This blog is written by a journalist based in Mumbai who writes about cities, the environment, developmental issues, the media, women and many other subjects.The title 'ulti khopdi' is a Hindi phrase referring to someone who likes to look at things from the other side.
Monday, September 30, 2013
The politics of violence
The Hindu, Sunday Magazine, September 29, 2013
PTIRiot-affected women and children at a makeshift camp in Muzaffarnagar.
In all the reports about the recent communal clashes in Muzaffarnagar, little has been written about the trauma suffered by women.
Imagine if you are a woman with several children and a riot breaks out. You can run, carry one child, hold the hand of the other. But what about the rest? Who do you leave behind? How can you make sure they will be safe? How do you live with the choices you made in that moment of terror and panic?
These are the harrowing choices that hundreds of women must have faced when the communal violence flared up in Uttar Pradesh’s Muzaffarnagar district last month. As Muslim families fled, leaving behind their homes, some were also forced to abandon members of their own families. And now they have no idea what happened to those they left behind, whether they are alive or dead.
This is one of the more disturbing accounts that comes through in a small report prepared by a group of 11 women working in U.P. with different non-governmental organisations whose focus has been gender. The report is impressionistic; it does not pretend to be a balanced fact-finding report. Yet, in its very simplicity, it conveys some of the trauma and immense sadness that is a reality for the thousands who continue to shelter under shaky tarpaulin shelters in the humid heat of September.
Titled “A human tragedy unfolds as the State watches”, the report describes six relief camps; three each in Muzaffarnagar and Shamli districts. Calling it a Preliminary Citizens’ Report, it narrates what the inhabitants of these camps told the team. Possibly because the team consisted only of women, the report gives us a small but essential insight into what women experienced. For instance, they quote a number of women telling them how they had to leave children behind. Yet, even after the violence ended, the district administration has not been able to help them trace missing family members or even to prepare a list of people who are missing.
Also unspoken and unwritten are stories of sexual violence. They are not easy to record. Some of the women spoke hesitatingly about rape, about having their clothes torn off. But they were afraid to go into more details or to register cases.
We cannot forget that it took a team of women to visit Gujarat soon after the anti-Muslim pogrom in 2002 to write a comprehensive report on the sexual violence perpetrated on women. Their report, “The Survivors Speak: Sexual Violence Against Women” is still relevant today even if the searing testimonies of the survivors in the report relate specifically to Gujarat.

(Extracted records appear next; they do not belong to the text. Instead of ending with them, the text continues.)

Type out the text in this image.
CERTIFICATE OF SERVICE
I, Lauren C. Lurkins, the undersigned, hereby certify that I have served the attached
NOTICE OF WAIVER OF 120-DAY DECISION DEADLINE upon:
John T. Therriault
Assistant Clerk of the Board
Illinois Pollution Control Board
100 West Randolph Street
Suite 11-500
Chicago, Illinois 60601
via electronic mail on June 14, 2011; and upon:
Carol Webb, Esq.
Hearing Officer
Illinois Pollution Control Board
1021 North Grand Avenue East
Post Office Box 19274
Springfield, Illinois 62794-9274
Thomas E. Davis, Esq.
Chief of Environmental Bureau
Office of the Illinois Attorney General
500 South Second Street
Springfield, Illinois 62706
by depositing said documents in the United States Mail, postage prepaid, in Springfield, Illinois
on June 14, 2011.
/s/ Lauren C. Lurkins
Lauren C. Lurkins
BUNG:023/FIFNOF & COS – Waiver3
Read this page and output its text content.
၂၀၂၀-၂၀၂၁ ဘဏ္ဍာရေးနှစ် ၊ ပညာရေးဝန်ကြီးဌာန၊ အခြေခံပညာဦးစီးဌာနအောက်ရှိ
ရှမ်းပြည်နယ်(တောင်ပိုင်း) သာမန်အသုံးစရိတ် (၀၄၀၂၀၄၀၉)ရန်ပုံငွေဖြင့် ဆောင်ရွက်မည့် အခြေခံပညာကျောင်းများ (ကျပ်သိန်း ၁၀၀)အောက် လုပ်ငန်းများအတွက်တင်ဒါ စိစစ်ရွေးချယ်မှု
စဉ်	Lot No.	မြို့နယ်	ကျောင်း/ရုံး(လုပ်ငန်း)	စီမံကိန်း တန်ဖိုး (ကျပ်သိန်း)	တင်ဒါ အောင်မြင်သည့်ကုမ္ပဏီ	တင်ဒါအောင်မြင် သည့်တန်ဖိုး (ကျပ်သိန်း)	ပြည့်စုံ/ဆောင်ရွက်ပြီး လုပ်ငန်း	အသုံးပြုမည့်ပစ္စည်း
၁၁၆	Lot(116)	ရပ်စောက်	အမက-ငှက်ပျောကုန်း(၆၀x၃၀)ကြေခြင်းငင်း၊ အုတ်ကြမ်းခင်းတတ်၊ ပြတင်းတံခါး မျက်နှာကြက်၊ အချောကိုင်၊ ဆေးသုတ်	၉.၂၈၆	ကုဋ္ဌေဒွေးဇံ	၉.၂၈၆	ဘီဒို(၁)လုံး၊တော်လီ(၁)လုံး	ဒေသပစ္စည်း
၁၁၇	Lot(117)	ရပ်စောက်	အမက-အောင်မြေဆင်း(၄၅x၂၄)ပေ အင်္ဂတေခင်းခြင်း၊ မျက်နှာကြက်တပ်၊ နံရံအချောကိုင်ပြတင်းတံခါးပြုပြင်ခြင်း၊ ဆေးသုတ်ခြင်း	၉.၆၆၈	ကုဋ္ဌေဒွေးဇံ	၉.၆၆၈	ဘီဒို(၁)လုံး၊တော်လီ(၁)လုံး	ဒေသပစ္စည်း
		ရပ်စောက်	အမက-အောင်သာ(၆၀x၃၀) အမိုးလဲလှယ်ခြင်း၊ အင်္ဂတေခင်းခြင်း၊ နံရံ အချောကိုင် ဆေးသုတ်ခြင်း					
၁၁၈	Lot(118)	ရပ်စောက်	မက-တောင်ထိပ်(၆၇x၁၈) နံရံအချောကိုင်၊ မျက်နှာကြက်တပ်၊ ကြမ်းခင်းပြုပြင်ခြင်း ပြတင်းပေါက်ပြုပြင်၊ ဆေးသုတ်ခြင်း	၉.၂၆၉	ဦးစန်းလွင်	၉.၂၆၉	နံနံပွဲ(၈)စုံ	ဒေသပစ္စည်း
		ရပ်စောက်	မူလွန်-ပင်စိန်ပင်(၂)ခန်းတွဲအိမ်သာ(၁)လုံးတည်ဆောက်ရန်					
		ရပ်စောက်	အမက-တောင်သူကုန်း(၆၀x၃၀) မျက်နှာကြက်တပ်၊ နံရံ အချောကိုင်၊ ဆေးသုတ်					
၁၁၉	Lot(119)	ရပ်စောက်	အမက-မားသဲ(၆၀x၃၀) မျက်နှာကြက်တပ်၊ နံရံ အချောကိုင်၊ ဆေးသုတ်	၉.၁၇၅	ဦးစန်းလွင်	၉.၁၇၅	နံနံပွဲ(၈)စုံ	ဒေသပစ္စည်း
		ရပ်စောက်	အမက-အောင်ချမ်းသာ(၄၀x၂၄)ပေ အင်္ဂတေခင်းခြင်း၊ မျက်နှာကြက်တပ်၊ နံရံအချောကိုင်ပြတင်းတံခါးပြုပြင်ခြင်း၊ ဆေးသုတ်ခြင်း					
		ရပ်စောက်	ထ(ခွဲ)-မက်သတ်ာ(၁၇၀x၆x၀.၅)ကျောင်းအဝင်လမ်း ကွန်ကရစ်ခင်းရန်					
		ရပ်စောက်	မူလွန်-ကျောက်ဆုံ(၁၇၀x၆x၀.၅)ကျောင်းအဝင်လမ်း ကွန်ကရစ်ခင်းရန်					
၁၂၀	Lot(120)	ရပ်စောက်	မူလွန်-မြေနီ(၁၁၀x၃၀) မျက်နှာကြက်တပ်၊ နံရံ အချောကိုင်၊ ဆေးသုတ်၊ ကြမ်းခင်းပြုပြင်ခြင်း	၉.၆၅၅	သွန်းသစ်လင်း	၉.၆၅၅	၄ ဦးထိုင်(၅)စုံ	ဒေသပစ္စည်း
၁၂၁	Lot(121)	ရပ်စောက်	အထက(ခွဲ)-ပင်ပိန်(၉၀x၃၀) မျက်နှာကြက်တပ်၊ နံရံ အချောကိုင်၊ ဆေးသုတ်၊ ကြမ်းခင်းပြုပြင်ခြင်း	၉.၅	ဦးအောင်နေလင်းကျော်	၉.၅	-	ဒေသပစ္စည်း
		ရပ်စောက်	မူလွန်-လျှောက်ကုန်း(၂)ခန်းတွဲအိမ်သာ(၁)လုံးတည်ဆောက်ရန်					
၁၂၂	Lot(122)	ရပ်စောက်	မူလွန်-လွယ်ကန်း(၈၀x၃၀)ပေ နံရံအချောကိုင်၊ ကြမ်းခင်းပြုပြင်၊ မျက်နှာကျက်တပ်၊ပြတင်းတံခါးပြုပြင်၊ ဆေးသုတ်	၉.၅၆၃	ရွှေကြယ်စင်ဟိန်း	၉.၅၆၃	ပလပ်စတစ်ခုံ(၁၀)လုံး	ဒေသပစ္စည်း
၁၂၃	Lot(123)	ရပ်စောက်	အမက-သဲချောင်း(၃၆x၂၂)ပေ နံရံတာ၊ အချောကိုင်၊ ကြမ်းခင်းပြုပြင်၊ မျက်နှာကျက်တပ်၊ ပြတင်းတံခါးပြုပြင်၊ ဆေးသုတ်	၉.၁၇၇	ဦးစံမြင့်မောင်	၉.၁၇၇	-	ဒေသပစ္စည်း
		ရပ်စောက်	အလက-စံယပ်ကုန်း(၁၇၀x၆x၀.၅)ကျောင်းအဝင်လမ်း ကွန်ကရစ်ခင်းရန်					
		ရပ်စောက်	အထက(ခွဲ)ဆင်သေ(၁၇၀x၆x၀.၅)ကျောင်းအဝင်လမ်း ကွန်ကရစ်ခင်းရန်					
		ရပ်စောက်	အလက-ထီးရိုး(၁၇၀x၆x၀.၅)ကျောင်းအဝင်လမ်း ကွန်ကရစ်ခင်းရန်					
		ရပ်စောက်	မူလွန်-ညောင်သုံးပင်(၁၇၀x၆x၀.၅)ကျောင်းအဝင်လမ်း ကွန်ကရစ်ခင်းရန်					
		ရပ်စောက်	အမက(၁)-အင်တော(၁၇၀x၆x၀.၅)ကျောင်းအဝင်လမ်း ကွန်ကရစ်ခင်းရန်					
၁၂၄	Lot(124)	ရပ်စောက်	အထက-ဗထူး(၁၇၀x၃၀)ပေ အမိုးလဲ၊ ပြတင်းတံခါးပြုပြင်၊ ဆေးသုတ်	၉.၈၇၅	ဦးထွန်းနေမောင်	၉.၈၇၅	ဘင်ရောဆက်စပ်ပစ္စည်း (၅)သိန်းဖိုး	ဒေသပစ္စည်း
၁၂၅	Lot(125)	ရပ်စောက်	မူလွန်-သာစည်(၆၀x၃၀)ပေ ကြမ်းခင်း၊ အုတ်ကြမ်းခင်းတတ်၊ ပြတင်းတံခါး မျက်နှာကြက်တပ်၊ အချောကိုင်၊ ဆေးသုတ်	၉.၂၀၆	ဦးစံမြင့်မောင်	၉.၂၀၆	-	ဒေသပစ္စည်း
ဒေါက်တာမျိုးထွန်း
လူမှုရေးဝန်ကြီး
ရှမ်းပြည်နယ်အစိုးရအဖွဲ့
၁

For through these testimonies we understand how women become the collateral damage during such communal conflagrations.
In Muzaffarnagar, too, such a follow up will be needed so that this ugly side of communal violence, that scars the bodies and souls of so many women, does not go unrecorded and hence unrecognised.
It is so easy to miss women’s narrative at a time of heightened political competition in the run up to the general elections next year. Yet each recording of such testimonies informs us that regardless of the location, there is a common theme that runs through them — that men and women experience violent conflict in different ways. And there can be no real healing or rehabilitation unless this difference is noted and recognised.
The displaced women in Muzaffarnagar have no voice at the moment. Given the status of women in that region, where men fight feuds and their women are part of an unwritten “honour” code, they might never find a voice. Yet experiences around the world have underlined repeatedly, that women must have a say in the aftermath of conflict and in building a peace that lasts.
Currently, the dominant theme of discussion around Muzaffarnagar and the fallout of the violence is politics — who gains and who loses, who started it, who fanned the flames, who is to blame. Yet, the real politics of such violence is the grief a mother feels when she is compelled to abandon her child; the nightmares a young woman confronts each day as she recalls sexual violence; the harsh daily reality confronting pregnant women, nursing mothers, elderly women surviving in makeshift camps without sanitation, privacy or health care. Who is bothering to address these issues?